Method PSNR↑ SSIM↑ LPIPS↓ L1↓ AED↓ APD↓ CSIM↑
LivePortrait 23.29 0.830 0.373 0.046 0.129 0.021 0.830
Follow-Your-Emoji 25.69 0.841 0.236 0.029 0.147 0.015 0.803
X-NeMo 21.56 0.781 0.324 0.048 0.137 0.018 0.830
Ours 26.55 0.859 0.184 0.022 0.132 0.009 0.835

The proposed method substantially outperforms all baselines on the self-driven task: PSNR +0.86 (vs. F-Y-E), LPIPS −0.052, APD as low as 0.009.

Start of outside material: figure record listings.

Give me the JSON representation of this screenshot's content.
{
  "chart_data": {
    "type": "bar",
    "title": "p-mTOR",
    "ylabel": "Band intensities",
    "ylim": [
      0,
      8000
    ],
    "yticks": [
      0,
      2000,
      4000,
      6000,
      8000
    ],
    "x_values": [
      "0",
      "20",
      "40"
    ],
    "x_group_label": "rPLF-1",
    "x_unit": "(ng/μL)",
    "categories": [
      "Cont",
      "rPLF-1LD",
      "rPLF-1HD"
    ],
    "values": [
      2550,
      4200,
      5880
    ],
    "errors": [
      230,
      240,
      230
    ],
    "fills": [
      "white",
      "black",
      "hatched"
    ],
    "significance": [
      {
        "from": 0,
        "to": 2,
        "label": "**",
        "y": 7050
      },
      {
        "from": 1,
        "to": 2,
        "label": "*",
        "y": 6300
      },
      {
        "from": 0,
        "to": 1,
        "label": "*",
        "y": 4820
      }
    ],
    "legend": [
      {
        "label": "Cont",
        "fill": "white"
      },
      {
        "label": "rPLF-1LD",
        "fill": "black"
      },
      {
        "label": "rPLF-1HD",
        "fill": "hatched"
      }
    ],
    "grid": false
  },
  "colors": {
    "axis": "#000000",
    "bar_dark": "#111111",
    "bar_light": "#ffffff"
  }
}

Cross-Identity Reenactment

Method AED↓ APD↓ CSIM↑
LivePortrait 0.286 0.230 0.729
X-NeMo 0.171 0.021 0.722
Ours 0.211 0.013 0.729

The proposed method achieves the best trade-off between expression accuracy (AED/APD) and identity preservation (CSIM).

Ablation Study

Configuration Key Metric Description
SMPL-X baseline Stiff expressions, limited facial dynamics Expressiveness ceiling of standard parametric models
Direct offset transfer Weakened and unnatural expressions Incompatibility of offsets across identities
Full model Rich expressions + high fidelity Personalized representation + adaptive transfer

Key Findings

  • The personalized head representation significantly outperforms standard SMPL-X, improving both expression richness and identity fidelity simultaneously.
  • Implicit motion methods (Hunyuan Portrait, X-NeMo) can produce realistic results but suffer from severe identity leakage.
  • Explicit control methods (AniPortrait, F-Y-E) are limited by sparse or low-rank signals, resulting in insufficient expressiveness.
  • The expression transfer module generates more vivid and natural expressions compared to direct offset transfer.

Highlights & Insights

  • The ceiling of intermediate representations determines generation quality: Rather than improving the generator, it is more effective to increase the information density and controllability of control signals.
  • Static + dynamic disentanglement design: Achieved through spatial constraints (facial/non-facial regions) and temporal regularization (zero-mean dynamic offsets), without requiring additional annotations.
  • Identity-adaptive mechanism: Conditional prediction avoids a one-size-fits-all approach to expression transfer and is consistent with anatomical differences across individuals.

Limitations & Future Work

  • Intra-oral regions are not modeled: Details such as the tongue cannot be precisely generated.
  • Eye movement is insufficiently refined: Fine-grained eye motion capture is lacking.
  • The limited amount of training data (~10 hours) may constrain generalization to extreme poses and expressions.
  • The approach has not been extended to full-body animation scenarios.
  • Compared to the implicit keypoint approach of LivePortrait, the explicit 3D representation proposed here is more controllable and does not suffer from identity leakage.
  • Compared to the FLAME-driven approach of Follow-Your-Emoji, the personalized offset field captures more high-frequency details.
  • Insight: The idea of personalized representation can be generalized to hand and full-body animation scenarios.

Rating

  • Novelty: ⭐⭐⭐⭐ The design of personalized offset fields combined with identity-adaptive transfer is innovative.
  • Experimental Thoroughness: ⭐⭐⭐⭐ Comprehensive evaluation covering both self-driven and cross-driven settings, with clear ablations and convincing qualitative comparisons.
  • Writing Quality: ⭐⭐⭐⭐ Clear exposition with well-structured pipeline diagrams and formalized notation.
  • Value: ⭐⭐⭐⭐ Provides a superior intermediate representation scheme for high-fidelity portrait animation with strong practical value.